Among all departments, the greatest use of contract/leased employees in 2017 occurred in the food and beverage (32.2 percent) and rooms (32.2 percent) departments. Staffing levels in these departments vary with business volumes. Therefore, managers have found it more prudent to operate these areas “on demand” with temporary employees.
Overall, the incidence of paying service charges grew from 17.6 percent of the sample in 2016 to 18.3 percent in 2017. Resorts (63.5 percent of hotels) with mandatory resort fees and convention hotels (49.2 percent) with mandatory banquet charges are most likely to pay service charges to their employees. As expected, the distribution of service charges was most frequently observed in the food and beverage department (38.4 percent).
The aggregate dollar amount of bonus payments increased by 1.1 percent from 2016 to 2017, while the number of hotels that paid bonuses during the year rose by 0.6 percent. The changes in bonus payments are commensurate with the lackluster improvement on the bottom line.
Employees in the sales and marketing (94.1 percent of hotels) and administrative and general (76.7 percent) departments were mostly likely to be paid a bonus. This is consistent with the typical compensation agreements for GMs, as well as sales personnel. Least likely to receive a bonus in 2016 were employees in the other operated and information and technology departments.

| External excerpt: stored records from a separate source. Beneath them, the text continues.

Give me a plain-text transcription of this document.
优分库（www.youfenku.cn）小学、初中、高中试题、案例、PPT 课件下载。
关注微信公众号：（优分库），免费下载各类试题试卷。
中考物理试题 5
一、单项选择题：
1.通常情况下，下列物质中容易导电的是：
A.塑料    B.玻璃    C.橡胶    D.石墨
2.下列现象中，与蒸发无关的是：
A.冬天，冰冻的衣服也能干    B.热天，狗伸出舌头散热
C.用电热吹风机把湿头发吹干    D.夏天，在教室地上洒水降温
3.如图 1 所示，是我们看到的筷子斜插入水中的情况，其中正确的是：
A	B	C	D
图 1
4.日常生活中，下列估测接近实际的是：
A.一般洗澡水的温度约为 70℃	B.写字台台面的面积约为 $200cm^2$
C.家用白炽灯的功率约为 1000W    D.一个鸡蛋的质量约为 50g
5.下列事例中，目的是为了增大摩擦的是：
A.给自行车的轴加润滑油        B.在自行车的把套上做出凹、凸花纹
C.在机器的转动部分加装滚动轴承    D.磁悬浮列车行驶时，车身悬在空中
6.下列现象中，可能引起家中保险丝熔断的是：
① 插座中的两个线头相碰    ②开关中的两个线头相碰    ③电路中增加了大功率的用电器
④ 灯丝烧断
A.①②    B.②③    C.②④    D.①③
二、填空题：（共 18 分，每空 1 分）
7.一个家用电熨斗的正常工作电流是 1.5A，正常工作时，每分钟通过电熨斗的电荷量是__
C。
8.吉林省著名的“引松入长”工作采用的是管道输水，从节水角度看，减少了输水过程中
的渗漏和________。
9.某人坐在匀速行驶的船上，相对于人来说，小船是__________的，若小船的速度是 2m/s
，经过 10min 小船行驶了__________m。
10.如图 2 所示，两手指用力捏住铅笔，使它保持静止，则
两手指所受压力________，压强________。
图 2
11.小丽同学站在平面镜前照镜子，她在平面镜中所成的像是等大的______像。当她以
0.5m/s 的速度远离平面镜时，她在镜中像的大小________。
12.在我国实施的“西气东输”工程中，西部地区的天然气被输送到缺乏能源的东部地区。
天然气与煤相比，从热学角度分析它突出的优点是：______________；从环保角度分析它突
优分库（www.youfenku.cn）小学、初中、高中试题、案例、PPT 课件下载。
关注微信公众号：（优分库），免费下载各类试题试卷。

The U.S. labor market is very tight, especially in the leisure and hospitality industry. According to the Bureau of Labor Statistics (BLS), the current level of open jobs in the sector equates to 5.3 percent of the total personnel currently employed. This is the highest level since 2000 and indicative of the difficulty hospitality managers are having finding qualified employees. Further, the tight labor market puts upward pressure on salary and wage rates.
Not only is labor the largest single expense within a hotel, it has become the most difficult operational element to manage. The ability of operators to creatively find staff, satisfy employees, improve productivity, and continue to provide quality guest service will go a long way towards maintaining growth in profits.